Zwangspause für Klimaalarmisten.

Hätten sie keine Festanstellung, dann müssten die Klimaalarmisten Schellnhuber und Latif wohl vorübergehend auf ihr Honorar verzichten. Ist ja zu blöde, dass es nun schon Mitte November tolle Wintersportbedingungen in den deutschen Mittelgebirgen gibt. Dass es natürlich wieder viel zu warm war für einen globalen November, sagen uns die unbestechlichen Computermodelle. Muss ganz schön Reisekosten geben, wenn man als zusätzlichen Beleg immer durch die Welt tingeln muss, dorthin, wo es gerade jemals am wärmsten ist. Wo das sein soll, weiß ich gerade nicht; bei mir im Bayerischen Wald war es nach eigener täglicher Messung in den letzten 12 Jahren nur zweimal kälter wie jetzt im November. Schnee in diesen Mengen gab es schon mehrere Jahre nicht mehr.

Manch billiges Käseblatt prognostiziert natürlich gleich einen Jahrhundertwinter. Das ruft sofort die hochseriösen Faktenfinder  von der Tagesschau auf den Plan:

„Es wird extrem kalt – oder auch nicht. Mit fragwürdigen Vorhersagen versuchen Boulevardmedien und Online-Portale Leser anzulocken. Dabei ist auch in diesem Jahr kein Rekordwinter zu erwarten.“

Die müssen es ja wissen, denn die

„…Quelle für diese Vorhersage: ein „russisches Nachrichtenportal“ und „britische Klimaforscher“.

Da ist die Glaubwürdigkeit bei dem Wort Putin oder Brexit ganz schnell hin.

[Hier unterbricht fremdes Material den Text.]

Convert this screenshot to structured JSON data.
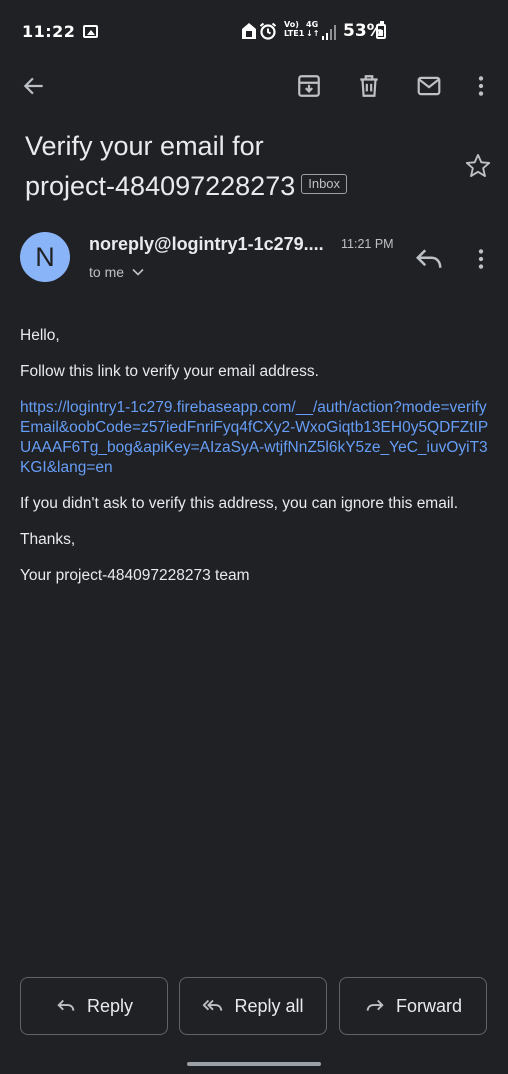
{
  "status_bar": {
    "time": "11:22",
    "network_top": "Vo)",
    "network_bottom": "LTE1",
    "network_type_top": "4G",
    "network_type_bottom": "↓↑",
    "battery": "53%"
  },
  "toolbar": {
    "back_icon": "arrow-back-icon",
    "archive_icon": "archive-icon",
    "delete_icon": "trash-icon",
    "unread_icon": "mail-icon",
    "more_icon": "more-vert-icon"
  },
  "email": {
    "subject_line1": "Verify your email for",
    "subject_line2": "project-484097228273",
    "label": "Inbox",
    "sender": {
      "initial": "N",
      "name": "noreply@logintry1-1c279....",
      "time": "11:21 PM",
      "recipient": "to me"
    },
    "body": {
      "greeting": "Hello,",
      "instruction": "Follow this link to verify your email address.",
      "link": "https://logintry1-1c279.firebaseapp.com/__/auth/action?mode=verifyEmail&oobCode=z57iedFnriFyq4fCXy2-WxoGiqtb13EH0y5QDFZtIPUAAAF6Tg_bog&apiKey=AIzaSyA-wtjfNnZ5l6kY5ze_YeC_iuvOyiT3KGI&lang=en",
      "disclaimer": "If you didn't ask to verify this address, you can ignore this email.",
      "thanks": "Thanks,",
      "signature": "Your project-484097228273 team"
    }
  },
  "actions": {
    "reply": "Reply",
    "reply_all": "Reply all",
    "forward": "Forward"
  },
  "colors": {
    "background": "#202124",
    "text": "#e8eaed",
    "link": "#669df6",
    "avatar": "#8ab4f8"
  }
}
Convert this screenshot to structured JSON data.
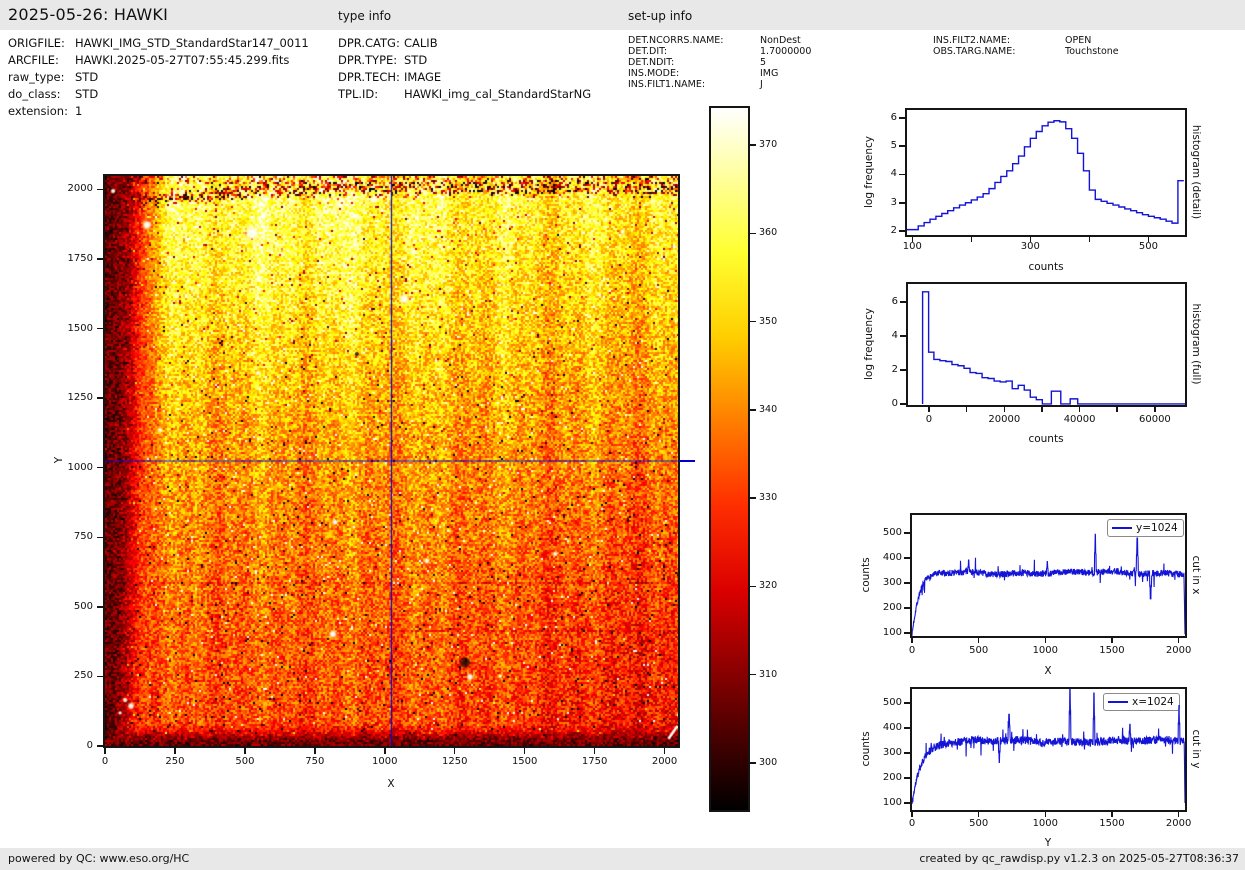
{
  "header": {
    "title": "2025-05-26: HAWKI",
    "type_info_label": "type info",
    "setup_info_label": "set-up info",
    "file_info": [
      {
        "label": "ORIGFILE:",
        "value": "HAWKI_IMG_STD_StandardStar147_0011"
      },
      {
        "label": "ARCFILE:",
        "value": "HAWKI.2025-05-27T07:55:45.299.fits"
      },
      {
        "label": "raw_type:",
        "value": "STD"
      },
      {
        "label": "do_class:",
        "value": "STD"
      },
      {
        "label": "extension:",
        "value": "1"
      }
    ],
    "type_info": [
      {
        "label": "DPR.CATG:",
        "value": "CALIB"
      },
      {
        "label": "DPR.TYPE:",
        "value": "STD"
      },
      {
        "label": "DPR.TECH:",
        "value": "IMAGE"
      },
      {
        "label": "TPL.ID:",
        "value": "HAWKI_img_cal_StandardStarNG"
      }
    ],
    "setup_info_left": [
      {
        "label": "DET.NCORRS.NAME:",
        "value": "NonDest"
      },
      {
        "label": "DET.DIT:",
        "value": "1.7000000"
      },
      {
        "label": "DET.NDIT:",
        "value": "5"
      },
      {
        "label": "INS.MODE:",
        "value": "IMG"
      },
      {
        "label": "INS.FILT1.NAME:",
        "value": "J"
      }
    ],
    "setup_info_right": [
      {
        "label": "INS.FILT2.NAME:",
        "value": "OPEN"
      },
      {
        "label": "OBS.TARG.NAME:",
        "value": "Touchstone"
      }
    ]
  },
  "footer": {
    "left": "powered by QC: www.eso.org/HC",
    "right": "created by qc_rawdisp.py v1.2.3 on 2025-05-27T08:36:37"
  },
  "colors": {
    "line_blue": "#1414d6",
    "crosshair_blue": "#0000cc",
    "bar_gray": "#e8e8e8"
  },
  "chart_data": [
    {
      "id": "detector-image",
      "type": "heatmap",
      "xlabel": "X",
      "ylabel": "Y",
      "xlim": [
        0,
        2048
      ],
      "ylim": [
        0,
        2048
      ],
      "xticks": [
        0,
        250,
        500,
        750,
        1000,
        1250,
        1500,
        1750,
        2000
      ],
      "yticks": [
        0,
        250,
        500,
        750,
        1000,
        1250,
        1500,
        1750,
        2000
      ],
      "colormap": "hot",
      "colorbar": {
        "vmin": 294,
        "vmax": 377,
        "ticks": [
          300,
          310,
          320,
          330,
          340,
          350,
          360,
          370
        ]
      },
      "crosshair": {
        "x": 1024,
        "y": 1024
      },
      "background": {
        "bottom_level": 333,
        "top_level": 363,
        "noise": 13,
        "dark_left_edge_width": 150,
        "dark_bottom_edge_height": 95,
        "dark_top_band_center": 1960
      },
      "stars": [
        [
          29,
          1994,
          1.6
        ],
        [
          150,
          1872,
          3.0
        ],
        [
          526,
          1843,
          5.0
        ],
        [
          958,
          1962,
          2.4
        ],
        [
          1069,
          1606,
          3.4
        ],
        [
          197,
          1135,
          1.6
        ],
        [
          547,
          1340,
          1.6
        ],
        [
          822,
          805,
          2.0
        ],
        [
          1151,
          665,
          1.8
        ],
        [
          815,
          402,
          2.6
        ],
        [
          1305,
          248,
          2.3
        ],
        [
          1413,
          251,
          1.3
        ],
        [
          1609,
          690,
          1.7
        ],
        [
          72,
          165,
          1.6
        ],
        [
          93,
          144,
          2.2
        ],
        [
          54,
          119,
          1.2
        ],
        [
          1850,
          1847,
          1.6
        ]
      ],
      "dark_spots": [
        [
          1287,
          300,
          6
        ],
        [
          900,
          1408,
          2.5
        ]
      ],
      "corner_streak": [
        [
          2014,
          26
        ],
        [
          2046,
          72
        ]
      ]
    },
    {
      "id": "histogram-detail",
      "type": "step",
      "title_right": "histogram (detail)",
      "xlabel": "counts",
      "ylabel": "log frequency",
      "xlim": [
        91,
        562
      ],
      "ylim": [
        1.86,
        6.28
      ],
      "xticks": [
        100,
        200,
        300,
        400,
        500
      ],
      "xtick_labels": [
        100,
        300,
        500
      ],
      "yticks": [
        2,
        3,
        4,
        5,
        6
      ],
      "bin_edges": [
        91,
        110,
        120,
        130,
        140,
        150,
        160,
        170,
        180,
        190,
        200,
        210,
        220,
        230,
        240,
        250,
        260,
        270,
        280,
        290,
        300,
        310,
        320,
        330,
        340,
        350,
        360,
        370,
        380,
        390,
        400,
        410,
        420,
        430,
        440,
        450,
        460,
        470,
        480,
        490,
        500,
        510,
        520,
        530,
        540,
        550,
        560
      ],
      "log_freq": [
        2.05,
        2.18,
        2.3,
        2.42,
        2.52,
        2.62,
        2.72,
        2.82,
        2.92,
        3.0,
        3.1,
        3.2,
        3.32,
        3.5,
        3.72,
        3.93,
        4.13,
        4.38,
        4.65,
        4.98,
        5.28,
        5.52,
        5.72,
        5.85,
        5.9,
        5.86,
        5.62,
        5.28,
        4.75,
        4.13,
        3.45,
        3.12,
        3.05,
        2.98,
        2.92,
        2.85,
        2.78,
        2.72,
        2.65,
        2.58,
        2.52,
        2.47,
        2.42,
        2.35,
        2.28,
        3.78
      ]
    },
    {
      "id": "histogram-full",
      "type": "step",
      "title_right": "histogram (full)",
      "xlabel": "counts",
      "ylabel": "log frequency",
      "xlim": [
        -5577,
        67995
      ],
      "ylim": [
        -0.06,
        7.06
      ],
      "xticks": [
        0,
        10000,
        20000,
        30000,
        40000,
        50000,
        60000
      ],
      "xtick_labels": [
        0,
        20000,
        40000,
        60000
      ],
      "yticks": [
        0,
        2,
        4,
        6
      ],
      "starts_from_zero": true,
      "bin_edges": [
        -1700,
        -100,
        1300,
        2900,
        4500,
        6100,
        7700,
        9300,
        10900,
        12500,
        14100,
        15700,
        17300,
        18900,
        20500,
        22100,
        23700,
        25300,
        26900,
        28500,
        30100,
        32500,
        35000,
        37500,
        39500,
        68000
      ],
      "log_freq": [
        6.6,
        3.05,
        2.62,
        2.55,
        2.5,
        2.32,
        2.25,
        2.1,
        1.85,
        1.8,
        1.55,
        1.5,
        1.35,
        1.3,
        1.35,
        0.9,
        1.1,
        0.82,
        0.4,
        0.25,
        0,
        0.75,
        0,
        0.3,
        0
      ]
    },
    {
      "id": "cut-in-x",
      "type": "line",
      "title_right": "cut in x",
      "legend": "y=1024",
      "xlabel": "X",
      "ylabel": "counts",
      "xlim": [
        0,
        2048
      ],
      "ylim": [
        88,
        572
      ],
      "xticks": [
        0,
        500,
        1000,
        1500,
        2000
      ],
      "yticks": [
        100,
        200,
        300,
        400,
        500
      ],
      "baseline": 341,
      "start": 88,
      "rise_tau": 55,
      "noise": 13,
      "spikes": [
        [
          1375,
          495
        ],
        [
          1690,
          480
        ],
        [
          1790,
          237
        ],
        [
          425,
          392
        ],
        [
          1015,
          386
        ]
      ],
      "end_drop": [
        2040,
        95
      ]
    },
    {
      "id": "cut-in-y",
      "type": "line",
      "title_right": "cut in y",
      "legend": "x=1024",
      "xlabel": "Y",
      "ylabel": "counts",
      "xlim": [
        0,
        2048
      ],
      "ylim": [
        72,
        556
      ],
      "xticks": [
        0,
        500,
        1000,
        1500,
        2000
      ],
      "yticks": [
        100,
        200,
        300,
        400,
        500
      ],
      "baseline": 347,
      "start": 100,
      "rise_tau": 70,
      "noise": 16,
      "spikes": [
        [
          728,
          455
        ],
        [
          1185,
          585
        ],
        [
          1365,
          540
        ],
        [
          1635,
          415
        ],
        [
          655,
          262
        ],
        [
          2003,
          490
        ]
      ],
      "end_drop": [
        2042,
        100
      ]
    }
  ]
}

Da war die Bundeszentrale für politische Bildung mit ihren Themenblättern für den Unterricht von 2007 natürlich wesentlich seriöser, „…denn die Arktis könnte ab 2015 im Sommer eisfrei sein.“  Macht nix. Die anderen Kämpfer für klimatische Wahrheiten liegen bzw. lagen ebenso daneben.  Der SPIEGEL meldete 2007 eine „dramatische Eisschmelze“ und „eisfrei bis 2020“. Nach dem kältesten Juli 2017 in Grönland seit den Aufzeichnungen, dem neuerlichen Zufrieren der Nordwestpassage und dem Wiederanwachsen des Grönlandeises, dürfte auch diese Prognose deutlich daneben liegen.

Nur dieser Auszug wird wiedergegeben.